Setelahnya pun Bu Fatma pergi ke kamar mandi untuk bersih-bersih.
Sedangkan ibu-ibu yang lain melanjutkan kegiatan mereka sambil mengobrol, bahkan tanpa mereka sadari obrolan mereka sudah merambat menggosipkan tetangga kanan kiri dan depan belakang.
****
Hari berganti malam, ibu-ibu yang sedang rewang pun sudah kembali ke rumahnya masing-masing semenjak sore tadi. Suasana rumah tampak sepi, hanya tinggal Izah, Bu Fatma dan pak Wahyu saja di rumah itu. Izah dan Bu Fatma duduk di depan televisi sambil menonton film ikan terbang kesukaan Bu Fatma. Sedangkan pak Wahyu sedang menikmati secangkir kopi di teras rumah bersama pak Osman tetangganya.

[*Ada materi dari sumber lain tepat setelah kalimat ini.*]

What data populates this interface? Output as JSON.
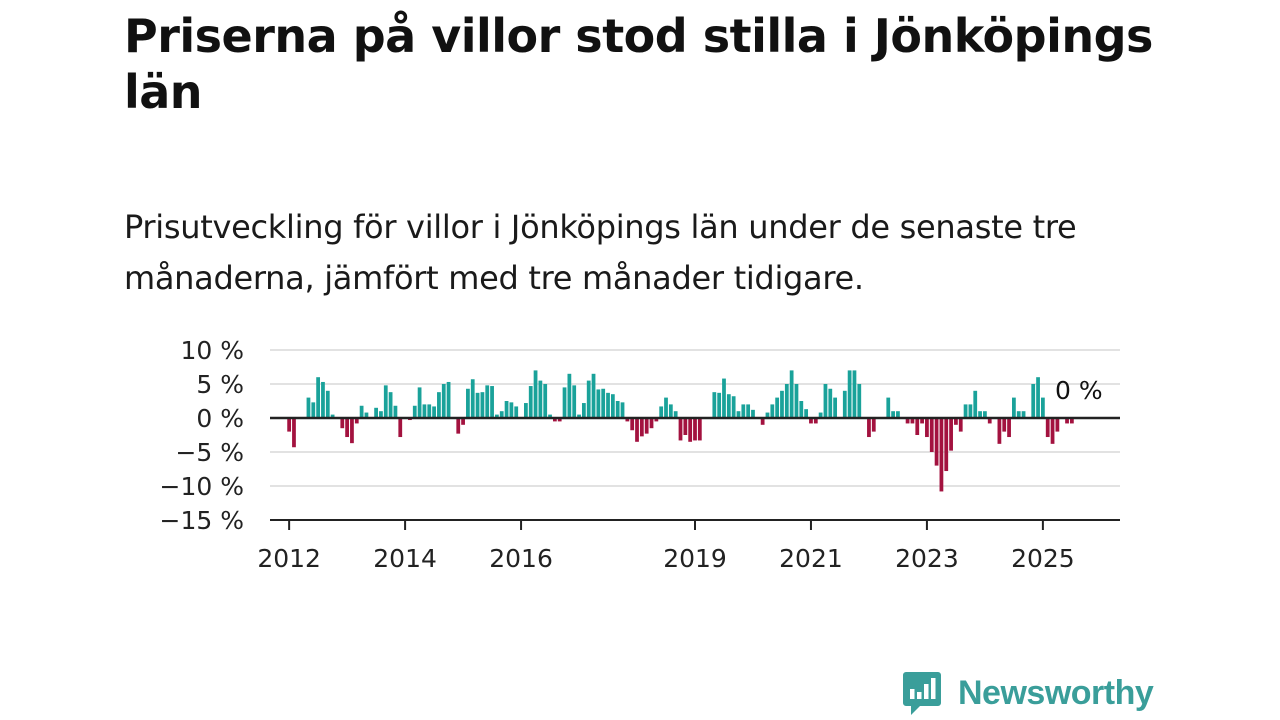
{
  "header": {
    "title": "Priserna på villor stod stilla i Jönköpings län",
    "subtitle": "Prisutveckling för villor i Jönköpings län under de senaste tre månaderna, jämfört med tre månader tidigare."
  },
  "brand": {
    "name": "Newsworthy"
  },
  "colors": {
    "positive": "#1aa29a",
    "negative": "#a3123f",
    "grid": "#d9d9d9",
    "axis": "#222222",
    "brand": "#3a9e9a"
  },
  "chart_data": {
    "type": "bar",
    "ylim": [
      -15,
      10
    ],
    "yticks": [
      10,
      5,
      0,
      -5,
      -10,
      -15
    ],
    "ytick_labels": [
      "10 %",
      "5 %",
      "0 %",
      "−5 %",
      "−10 %",
      "−15 %"
    ],
    "xticks": [
      2012,
      2014,
      2016,
      2019,
      2021,
      2023,
      2025
    ],
    "xtick_labels": [
      "2012",
      "2014",
      "2016",
      "2019",
      "2021",
      "2023",
      "2025"
    ],
    "x_start": 2011.67,
    "x_end": 2026.33,
    "start_year": 2012,
    "start_month": 1,
    "grid": true,
    "last_value_label": "0 %",
    "values": [
      -2.0,
      -4.3,
      0.0,
      0.0,
      3.0,
      2.3,
      6.0,
      5.3,
      4.0,
      0.5,
      0.0,
      -1.5,
      -2.8,
      -3.7,
      -0.8,
      1.8,
      0.8,
      0.0,
      1.5,
      1.0,
      4.8,
      3.8,
      1.8,
      -2.8,
      0.0,
      -0.3,
      1.8,
      4.5,
      2.0,
      2.0,
      1.7,
      3.8,
      5.0,
      5.3,
      0.0,
      -2.3,
      -1.0,
      4.3,
      5.7,
      3.7,
      3.8,
      4.8,
      4.7,
      0.5,
      1.0,
      2.5,
      2.3,
      1.7,
      0.0,
      2.2,
      4.7,
      7.0,
      5.5,
      5.0,
      0.5,
      -0.5,
      -0.5,
      4.5,
      6.5,
      4.8,
      0.5,
      2.2,
      5.5,
      6.5,
      4.2,
      4.3,
      3.7,
      3.5,
      2.5,
      2.3,
      -0.5,
      -1.8,
      -3.5,
      -2.7,
      -2.3,
      -1.5,
      -0.5,
      1.7,
      3.0,
      2.0,
      1.0,
      -3.3,
      -2.5,
      -3.5,
      -3.3,
      -3.3,
      0.0,
      0.0,
      3.8,
      3.7,
      5.8,
      3.5,
      3.2,
      1.0,
      2.0,
      2.0,
      1.2,
      0.0,
      -1.0,
      0.8,
      2.0,
      3.0,
      4.0,
      5.0,
      7.0,
      5.0,
      2.5,
      1.3,
      -0.8,
      -0.8,
      0.8,
      5.0,
      4.3,
      3.0,
      0.0,
      4.0,
      7.0,
      7.0,
      5.0,
      0.0,
      -2.8,
      -2.0,
      0.0,
      0.0,
      3.0,
      1.0,
      1.0,
      0.0,
      -0.8,
      -0.8,
      -2.5,
      -0.8,
      -2.8,
      -5.0,
      -7.0,
      -10.8,
      -7.8,
      -4.8,
      -1.0,
      -2.0,
      2.0,
      2.0,
      4.0,
      1.0,
      1.0,
      -0.8,
      0.0,
      -3.8,
      -2.0,
      -2.8,
      3.0,
      1.0,
      1.0,
      0.0,
      5.0,
      6.0,
      3.0,
      -2.8,
      -3.8,
      -2.0,
      0.0,
      -0.8,
      -0.8,
      0.0
    ]
  }
}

Izah membaringkan tubuhnya dengan paha Bu Fatma sebagai bantal, setelah itu Bu Fatma mengusap rambut Izah d Ngan penuh kasih sayang.
"Kamu sudah besar, Nak. Sebentar lagi kamu akan menikah, udah nggak bisa bermanja-manja-an sama ibu. Kamu menurut ibu anak yang baik, jadilah istri yang Sholehah, manut sama perintah suamimu asalkan dalam kebaikan, syurga mu sudah ada padanya. Jangan menjadi istri durhaka, dan bersikaplah dewasa ketika masalah menimpa rumah tangga kalian." Bu Fatma menjeda ucapannya.

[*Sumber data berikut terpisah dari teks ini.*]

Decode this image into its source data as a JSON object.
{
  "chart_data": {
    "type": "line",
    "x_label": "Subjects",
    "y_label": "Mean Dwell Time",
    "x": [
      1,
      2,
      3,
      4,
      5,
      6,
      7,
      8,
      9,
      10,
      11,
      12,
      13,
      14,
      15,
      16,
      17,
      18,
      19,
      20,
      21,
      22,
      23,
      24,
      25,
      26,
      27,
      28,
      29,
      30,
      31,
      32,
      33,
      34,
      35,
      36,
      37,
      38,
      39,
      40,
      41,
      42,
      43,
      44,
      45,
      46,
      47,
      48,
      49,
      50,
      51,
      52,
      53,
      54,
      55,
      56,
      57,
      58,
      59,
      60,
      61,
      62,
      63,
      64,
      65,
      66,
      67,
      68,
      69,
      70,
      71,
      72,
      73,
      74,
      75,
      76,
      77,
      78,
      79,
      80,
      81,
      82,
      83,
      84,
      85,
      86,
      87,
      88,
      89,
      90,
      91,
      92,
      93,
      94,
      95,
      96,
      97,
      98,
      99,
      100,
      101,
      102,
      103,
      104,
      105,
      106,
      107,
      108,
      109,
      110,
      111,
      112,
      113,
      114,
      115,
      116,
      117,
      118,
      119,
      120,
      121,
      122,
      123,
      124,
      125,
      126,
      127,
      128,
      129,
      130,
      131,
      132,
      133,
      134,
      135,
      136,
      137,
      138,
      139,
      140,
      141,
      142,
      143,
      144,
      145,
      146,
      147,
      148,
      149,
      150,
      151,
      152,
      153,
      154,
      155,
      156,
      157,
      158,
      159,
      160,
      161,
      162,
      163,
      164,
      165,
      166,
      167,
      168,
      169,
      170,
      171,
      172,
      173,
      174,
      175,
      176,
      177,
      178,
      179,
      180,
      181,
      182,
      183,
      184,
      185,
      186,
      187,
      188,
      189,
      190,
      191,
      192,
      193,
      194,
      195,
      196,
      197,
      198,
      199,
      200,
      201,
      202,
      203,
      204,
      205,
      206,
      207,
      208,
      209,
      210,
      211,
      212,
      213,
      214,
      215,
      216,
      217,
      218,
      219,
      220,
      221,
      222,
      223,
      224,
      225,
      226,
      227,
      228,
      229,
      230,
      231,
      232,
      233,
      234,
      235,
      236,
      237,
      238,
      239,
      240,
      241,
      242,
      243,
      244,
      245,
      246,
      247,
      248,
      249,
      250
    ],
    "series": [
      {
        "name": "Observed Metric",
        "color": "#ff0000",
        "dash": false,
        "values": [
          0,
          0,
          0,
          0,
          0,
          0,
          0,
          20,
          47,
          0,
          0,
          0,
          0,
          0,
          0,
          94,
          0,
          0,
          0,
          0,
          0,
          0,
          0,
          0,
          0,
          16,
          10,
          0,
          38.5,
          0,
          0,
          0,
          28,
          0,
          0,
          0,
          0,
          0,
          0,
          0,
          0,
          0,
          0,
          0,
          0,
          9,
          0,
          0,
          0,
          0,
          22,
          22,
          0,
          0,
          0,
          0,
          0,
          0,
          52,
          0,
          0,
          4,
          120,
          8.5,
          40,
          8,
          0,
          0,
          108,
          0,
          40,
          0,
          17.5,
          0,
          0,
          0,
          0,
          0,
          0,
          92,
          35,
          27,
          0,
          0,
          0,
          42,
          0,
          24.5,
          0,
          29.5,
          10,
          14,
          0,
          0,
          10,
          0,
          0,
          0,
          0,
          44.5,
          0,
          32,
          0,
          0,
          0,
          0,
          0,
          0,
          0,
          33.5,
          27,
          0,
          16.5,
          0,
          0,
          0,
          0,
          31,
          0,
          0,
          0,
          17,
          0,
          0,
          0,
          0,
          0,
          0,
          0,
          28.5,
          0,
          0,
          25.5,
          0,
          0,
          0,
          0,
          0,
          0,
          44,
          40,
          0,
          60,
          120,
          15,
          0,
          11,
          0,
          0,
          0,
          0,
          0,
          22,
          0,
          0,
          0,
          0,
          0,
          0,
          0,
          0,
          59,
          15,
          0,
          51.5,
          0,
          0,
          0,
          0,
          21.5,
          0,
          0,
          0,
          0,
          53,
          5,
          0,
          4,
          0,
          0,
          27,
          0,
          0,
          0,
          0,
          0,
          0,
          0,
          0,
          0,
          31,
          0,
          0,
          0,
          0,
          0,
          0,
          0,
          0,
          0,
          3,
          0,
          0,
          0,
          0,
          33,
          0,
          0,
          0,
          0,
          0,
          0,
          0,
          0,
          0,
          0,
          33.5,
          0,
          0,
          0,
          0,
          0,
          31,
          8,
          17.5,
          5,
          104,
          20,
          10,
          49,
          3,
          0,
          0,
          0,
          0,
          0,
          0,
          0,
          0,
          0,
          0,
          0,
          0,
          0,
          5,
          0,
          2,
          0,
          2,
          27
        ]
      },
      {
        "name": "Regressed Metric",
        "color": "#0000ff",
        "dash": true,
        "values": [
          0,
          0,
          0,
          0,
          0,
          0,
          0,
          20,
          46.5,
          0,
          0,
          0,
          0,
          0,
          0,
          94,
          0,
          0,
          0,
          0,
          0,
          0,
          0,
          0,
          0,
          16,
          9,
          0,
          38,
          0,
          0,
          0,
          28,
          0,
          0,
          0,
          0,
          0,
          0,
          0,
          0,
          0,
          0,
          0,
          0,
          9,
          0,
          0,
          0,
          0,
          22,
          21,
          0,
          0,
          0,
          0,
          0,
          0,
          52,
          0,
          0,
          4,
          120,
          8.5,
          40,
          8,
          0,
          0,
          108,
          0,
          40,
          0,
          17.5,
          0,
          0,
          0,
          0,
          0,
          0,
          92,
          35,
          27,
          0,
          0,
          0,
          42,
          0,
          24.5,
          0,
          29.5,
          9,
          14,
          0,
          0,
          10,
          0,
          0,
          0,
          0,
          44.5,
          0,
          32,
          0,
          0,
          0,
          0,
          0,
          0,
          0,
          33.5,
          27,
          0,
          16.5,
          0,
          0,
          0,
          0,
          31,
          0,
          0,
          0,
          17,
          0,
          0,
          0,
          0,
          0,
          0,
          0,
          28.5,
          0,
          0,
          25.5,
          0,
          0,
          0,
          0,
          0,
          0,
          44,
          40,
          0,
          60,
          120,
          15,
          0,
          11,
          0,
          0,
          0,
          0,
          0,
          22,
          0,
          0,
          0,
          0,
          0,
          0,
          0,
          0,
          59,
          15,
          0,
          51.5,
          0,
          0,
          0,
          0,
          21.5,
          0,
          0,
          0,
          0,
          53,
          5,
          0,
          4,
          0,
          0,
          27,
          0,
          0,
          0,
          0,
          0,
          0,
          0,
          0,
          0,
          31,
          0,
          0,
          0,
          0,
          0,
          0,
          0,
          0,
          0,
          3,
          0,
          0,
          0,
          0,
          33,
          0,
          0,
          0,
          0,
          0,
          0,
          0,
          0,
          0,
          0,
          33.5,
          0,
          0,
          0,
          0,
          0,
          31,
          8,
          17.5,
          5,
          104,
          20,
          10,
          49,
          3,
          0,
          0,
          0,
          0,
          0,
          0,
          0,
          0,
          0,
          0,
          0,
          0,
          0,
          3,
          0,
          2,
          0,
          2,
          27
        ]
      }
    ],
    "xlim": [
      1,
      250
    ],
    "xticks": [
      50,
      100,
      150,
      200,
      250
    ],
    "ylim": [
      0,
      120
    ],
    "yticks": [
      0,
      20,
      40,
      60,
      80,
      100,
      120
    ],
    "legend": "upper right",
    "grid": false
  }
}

"Pertengkaran pasti akan kalian hadapi, tapi itu untuk mengajarkan kalian untuk bersikap dewasa. Kalau ada masalah dibicarakan baik-baik, dan jangan pernah lari dari masalah. Karena lari lari dari masalah, tidak akan bisa menyelesaikan masalah dan justru akan menambah masalah."

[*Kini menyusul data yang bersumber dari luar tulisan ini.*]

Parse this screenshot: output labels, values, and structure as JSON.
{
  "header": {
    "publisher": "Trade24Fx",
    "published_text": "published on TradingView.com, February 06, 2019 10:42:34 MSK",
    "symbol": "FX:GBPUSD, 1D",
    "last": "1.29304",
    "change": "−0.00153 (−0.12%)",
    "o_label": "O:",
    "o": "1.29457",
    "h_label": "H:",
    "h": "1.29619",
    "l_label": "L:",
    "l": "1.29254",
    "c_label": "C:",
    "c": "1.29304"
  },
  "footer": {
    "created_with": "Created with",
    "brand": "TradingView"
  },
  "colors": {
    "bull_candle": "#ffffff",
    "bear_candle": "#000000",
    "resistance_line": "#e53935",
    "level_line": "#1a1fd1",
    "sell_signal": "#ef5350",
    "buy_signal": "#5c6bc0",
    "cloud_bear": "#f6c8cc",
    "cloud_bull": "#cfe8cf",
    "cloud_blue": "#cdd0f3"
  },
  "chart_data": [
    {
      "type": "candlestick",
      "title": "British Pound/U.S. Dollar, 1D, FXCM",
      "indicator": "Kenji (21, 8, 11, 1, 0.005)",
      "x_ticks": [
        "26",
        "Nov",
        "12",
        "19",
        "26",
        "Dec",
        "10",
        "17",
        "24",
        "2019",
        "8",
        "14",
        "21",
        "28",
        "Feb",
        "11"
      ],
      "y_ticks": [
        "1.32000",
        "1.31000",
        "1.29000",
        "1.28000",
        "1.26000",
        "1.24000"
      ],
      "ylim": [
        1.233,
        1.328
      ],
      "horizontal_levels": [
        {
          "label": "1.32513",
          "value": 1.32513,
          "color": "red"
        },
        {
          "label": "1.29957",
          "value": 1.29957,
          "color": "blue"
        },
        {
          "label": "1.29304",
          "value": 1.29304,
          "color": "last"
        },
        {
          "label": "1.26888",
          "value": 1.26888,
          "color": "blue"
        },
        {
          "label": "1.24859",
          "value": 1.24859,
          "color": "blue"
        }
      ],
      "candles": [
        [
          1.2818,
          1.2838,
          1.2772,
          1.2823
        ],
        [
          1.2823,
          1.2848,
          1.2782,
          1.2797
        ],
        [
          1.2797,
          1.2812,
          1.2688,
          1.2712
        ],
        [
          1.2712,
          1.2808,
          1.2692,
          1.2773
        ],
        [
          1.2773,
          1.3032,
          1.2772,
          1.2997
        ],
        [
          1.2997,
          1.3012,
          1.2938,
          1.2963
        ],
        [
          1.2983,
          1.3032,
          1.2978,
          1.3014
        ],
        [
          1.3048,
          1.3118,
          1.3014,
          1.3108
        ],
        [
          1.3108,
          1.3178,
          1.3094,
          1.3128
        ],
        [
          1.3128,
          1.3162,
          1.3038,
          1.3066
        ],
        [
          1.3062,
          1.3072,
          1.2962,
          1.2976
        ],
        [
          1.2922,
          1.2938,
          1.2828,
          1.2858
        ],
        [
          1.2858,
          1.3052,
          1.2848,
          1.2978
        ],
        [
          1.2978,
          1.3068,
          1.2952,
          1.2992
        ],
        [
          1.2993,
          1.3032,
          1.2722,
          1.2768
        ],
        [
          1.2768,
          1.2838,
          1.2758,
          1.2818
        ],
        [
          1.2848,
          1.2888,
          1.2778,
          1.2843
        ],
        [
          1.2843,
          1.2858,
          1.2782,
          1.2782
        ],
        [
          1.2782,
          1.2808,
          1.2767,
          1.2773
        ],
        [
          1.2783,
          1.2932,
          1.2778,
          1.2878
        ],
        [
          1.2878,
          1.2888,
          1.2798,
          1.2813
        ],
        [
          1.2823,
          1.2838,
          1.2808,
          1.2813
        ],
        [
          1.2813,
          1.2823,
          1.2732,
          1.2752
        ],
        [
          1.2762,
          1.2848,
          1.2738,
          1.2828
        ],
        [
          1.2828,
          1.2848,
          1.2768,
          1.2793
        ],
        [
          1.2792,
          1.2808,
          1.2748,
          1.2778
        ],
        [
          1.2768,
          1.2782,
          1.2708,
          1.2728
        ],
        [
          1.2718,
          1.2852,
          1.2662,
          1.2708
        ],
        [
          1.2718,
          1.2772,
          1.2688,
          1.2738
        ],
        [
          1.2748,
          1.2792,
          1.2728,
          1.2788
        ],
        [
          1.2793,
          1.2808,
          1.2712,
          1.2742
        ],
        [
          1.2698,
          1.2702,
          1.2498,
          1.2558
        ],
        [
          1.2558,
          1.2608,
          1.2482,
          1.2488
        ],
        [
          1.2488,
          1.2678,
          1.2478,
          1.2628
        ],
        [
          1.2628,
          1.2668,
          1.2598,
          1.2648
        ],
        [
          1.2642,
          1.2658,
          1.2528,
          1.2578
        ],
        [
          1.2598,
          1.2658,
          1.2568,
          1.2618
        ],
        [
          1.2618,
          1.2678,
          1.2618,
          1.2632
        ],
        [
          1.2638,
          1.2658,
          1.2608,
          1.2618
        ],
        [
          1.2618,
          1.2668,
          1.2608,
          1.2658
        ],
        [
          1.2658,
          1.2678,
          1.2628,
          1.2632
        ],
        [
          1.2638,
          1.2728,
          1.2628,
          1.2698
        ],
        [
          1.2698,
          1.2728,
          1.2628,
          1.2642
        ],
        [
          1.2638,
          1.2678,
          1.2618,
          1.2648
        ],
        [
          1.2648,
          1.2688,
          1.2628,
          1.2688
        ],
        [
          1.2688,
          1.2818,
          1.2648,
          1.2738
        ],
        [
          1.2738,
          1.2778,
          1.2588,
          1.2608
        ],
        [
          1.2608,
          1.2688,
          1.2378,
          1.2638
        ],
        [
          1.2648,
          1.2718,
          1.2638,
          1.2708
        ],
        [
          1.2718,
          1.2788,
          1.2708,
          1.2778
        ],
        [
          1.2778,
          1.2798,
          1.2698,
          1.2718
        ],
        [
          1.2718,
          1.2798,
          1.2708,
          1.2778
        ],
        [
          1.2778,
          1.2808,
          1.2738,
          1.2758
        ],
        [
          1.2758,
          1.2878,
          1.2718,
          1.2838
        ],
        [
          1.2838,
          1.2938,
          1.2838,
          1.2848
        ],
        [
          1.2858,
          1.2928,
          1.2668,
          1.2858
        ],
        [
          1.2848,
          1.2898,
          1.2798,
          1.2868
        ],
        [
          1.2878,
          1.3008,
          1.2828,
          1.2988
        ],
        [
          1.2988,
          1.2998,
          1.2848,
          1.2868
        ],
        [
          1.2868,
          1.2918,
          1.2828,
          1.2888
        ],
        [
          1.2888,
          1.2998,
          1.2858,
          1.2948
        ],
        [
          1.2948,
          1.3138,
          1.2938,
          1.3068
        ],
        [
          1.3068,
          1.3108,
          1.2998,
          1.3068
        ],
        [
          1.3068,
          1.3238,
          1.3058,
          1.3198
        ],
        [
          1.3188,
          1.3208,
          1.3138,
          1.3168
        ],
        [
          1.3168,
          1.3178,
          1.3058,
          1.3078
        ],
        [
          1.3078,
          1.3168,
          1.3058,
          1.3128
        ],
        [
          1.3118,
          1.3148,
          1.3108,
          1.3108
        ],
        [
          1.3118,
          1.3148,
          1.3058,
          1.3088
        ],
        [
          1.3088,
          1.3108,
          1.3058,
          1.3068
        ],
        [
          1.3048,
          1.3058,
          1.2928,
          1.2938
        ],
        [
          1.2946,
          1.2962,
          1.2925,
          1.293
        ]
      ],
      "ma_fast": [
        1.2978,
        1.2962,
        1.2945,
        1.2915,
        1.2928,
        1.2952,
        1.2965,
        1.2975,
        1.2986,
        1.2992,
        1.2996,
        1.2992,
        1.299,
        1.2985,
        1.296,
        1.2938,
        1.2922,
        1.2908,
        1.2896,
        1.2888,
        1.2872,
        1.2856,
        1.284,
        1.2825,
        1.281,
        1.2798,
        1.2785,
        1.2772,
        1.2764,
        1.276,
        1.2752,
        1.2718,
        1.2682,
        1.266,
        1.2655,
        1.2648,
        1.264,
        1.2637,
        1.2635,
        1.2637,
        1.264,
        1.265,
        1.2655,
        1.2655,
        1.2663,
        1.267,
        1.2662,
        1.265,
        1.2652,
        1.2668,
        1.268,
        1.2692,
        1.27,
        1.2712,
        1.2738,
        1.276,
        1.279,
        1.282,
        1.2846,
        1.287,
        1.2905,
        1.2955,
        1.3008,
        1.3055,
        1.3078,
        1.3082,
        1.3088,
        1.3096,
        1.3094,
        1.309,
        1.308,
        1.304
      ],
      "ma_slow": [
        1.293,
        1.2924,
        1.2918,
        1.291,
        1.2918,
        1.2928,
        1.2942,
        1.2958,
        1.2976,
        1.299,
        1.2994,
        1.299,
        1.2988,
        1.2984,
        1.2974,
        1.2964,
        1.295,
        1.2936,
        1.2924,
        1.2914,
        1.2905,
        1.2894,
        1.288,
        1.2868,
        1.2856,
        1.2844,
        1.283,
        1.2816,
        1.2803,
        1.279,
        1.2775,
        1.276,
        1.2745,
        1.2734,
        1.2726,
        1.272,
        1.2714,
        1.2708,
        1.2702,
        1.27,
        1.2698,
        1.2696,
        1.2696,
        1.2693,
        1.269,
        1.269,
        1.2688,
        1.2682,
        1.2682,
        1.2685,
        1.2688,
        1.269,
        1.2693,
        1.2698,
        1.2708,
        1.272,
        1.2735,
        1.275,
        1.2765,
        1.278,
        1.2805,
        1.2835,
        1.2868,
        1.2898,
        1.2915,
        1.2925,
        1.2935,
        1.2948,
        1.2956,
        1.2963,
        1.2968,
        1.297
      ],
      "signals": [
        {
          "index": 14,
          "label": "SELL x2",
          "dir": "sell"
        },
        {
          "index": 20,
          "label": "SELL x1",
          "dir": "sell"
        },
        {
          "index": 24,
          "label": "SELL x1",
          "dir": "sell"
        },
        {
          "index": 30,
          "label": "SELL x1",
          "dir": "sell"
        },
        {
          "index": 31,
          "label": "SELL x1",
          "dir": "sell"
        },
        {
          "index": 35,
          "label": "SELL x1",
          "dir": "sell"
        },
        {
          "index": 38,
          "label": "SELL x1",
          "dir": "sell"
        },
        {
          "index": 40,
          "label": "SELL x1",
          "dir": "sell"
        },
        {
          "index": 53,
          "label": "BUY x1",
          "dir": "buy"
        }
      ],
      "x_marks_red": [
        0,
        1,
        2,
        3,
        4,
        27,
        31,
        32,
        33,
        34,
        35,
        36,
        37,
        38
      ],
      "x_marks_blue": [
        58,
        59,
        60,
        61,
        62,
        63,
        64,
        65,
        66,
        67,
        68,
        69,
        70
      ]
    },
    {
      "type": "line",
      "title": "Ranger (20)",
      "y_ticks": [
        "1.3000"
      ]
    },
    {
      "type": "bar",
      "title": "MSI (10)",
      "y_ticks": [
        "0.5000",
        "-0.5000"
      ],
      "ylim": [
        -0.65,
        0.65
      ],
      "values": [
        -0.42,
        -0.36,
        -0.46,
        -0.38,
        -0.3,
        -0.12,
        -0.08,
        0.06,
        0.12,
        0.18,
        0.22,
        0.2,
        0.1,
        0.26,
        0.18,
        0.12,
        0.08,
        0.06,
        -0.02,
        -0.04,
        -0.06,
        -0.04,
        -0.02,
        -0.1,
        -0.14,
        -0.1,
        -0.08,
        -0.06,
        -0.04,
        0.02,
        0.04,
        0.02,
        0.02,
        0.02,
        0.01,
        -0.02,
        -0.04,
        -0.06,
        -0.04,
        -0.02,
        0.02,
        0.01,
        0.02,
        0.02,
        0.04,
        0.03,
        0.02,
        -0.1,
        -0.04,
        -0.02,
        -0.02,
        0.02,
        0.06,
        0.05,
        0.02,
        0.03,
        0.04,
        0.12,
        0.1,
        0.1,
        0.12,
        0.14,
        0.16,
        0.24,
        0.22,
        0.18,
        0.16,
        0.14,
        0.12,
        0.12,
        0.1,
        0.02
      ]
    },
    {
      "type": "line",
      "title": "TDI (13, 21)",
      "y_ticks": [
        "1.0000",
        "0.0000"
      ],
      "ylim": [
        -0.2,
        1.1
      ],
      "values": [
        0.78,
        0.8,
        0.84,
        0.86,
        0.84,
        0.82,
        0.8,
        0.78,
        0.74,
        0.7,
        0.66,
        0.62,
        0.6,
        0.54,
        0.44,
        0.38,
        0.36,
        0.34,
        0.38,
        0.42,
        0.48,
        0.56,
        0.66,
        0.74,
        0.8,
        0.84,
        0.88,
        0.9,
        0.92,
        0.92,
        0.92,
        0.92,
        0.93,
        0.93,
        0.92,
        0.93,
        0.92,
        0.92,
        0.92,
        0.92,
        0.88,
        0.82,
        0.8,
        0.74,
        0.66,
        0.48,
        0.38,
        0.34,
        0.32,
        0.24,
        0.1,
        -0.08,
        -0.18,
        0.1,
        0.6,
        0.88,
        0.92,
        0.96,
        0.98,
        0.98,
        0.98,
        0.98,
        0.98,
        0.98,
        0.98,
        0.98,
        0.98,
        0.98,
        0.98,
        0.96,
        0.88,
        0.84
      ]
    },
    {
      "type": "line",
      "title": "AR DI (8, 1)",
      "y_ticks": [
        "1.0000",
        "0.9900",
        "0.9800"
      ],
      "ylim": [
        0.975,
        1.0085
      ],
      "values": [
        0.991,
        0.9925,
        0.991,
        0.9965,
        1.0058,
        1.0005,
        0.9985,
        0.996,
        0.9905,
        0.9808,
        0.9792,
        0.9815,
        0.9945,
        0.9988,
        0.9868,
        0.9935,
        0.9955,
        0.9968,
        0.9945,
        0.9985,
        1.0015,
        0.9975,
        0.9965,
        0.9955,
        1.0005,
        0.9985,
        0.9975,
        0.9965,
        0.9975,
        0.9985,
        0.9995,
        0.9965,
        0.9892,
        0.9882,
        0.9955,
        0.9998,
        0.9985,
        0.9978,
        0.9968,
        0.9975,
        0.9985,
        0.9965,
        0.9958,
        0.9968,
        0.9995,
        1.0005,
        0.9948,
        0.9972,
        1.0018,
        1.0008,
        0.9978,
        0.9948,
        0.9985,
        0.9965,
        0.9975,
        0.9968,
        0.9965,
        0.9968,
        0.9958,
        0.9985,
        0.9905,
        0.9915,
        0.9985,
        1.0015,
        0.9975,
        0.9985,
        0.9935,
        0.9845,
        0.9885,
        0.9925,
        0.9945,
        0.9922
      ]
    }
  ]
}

"Jangan mudah percaya dengan apa yang kamu dengar, tapi carilah buktinya dengan mata kepalamu sendiri. Dan ingat! Jangan mudah mengadu atas apa yang menjadi beban mu, berusahalah menyelesaikannya sendiri agar kamu menjadi wanita yang tangguh. Ibu dan bapak tidak akan pernah menerima kamu datang kerumah ini jika hanya untuk pelarian dari masalahmu!"
"Semoga kebahagiaan selalu menyertai rumah tanggamu, putriku!"
Air mata Izah mengalir tanpa disadari mendengar nasihat-nasihat dari ibunya.
"Ibu, maafkan Izah yang selama ini selalu berbuat salah kepada ibu, terima kasih sudah merawat Izah dengan teramat sangat baik selama ini."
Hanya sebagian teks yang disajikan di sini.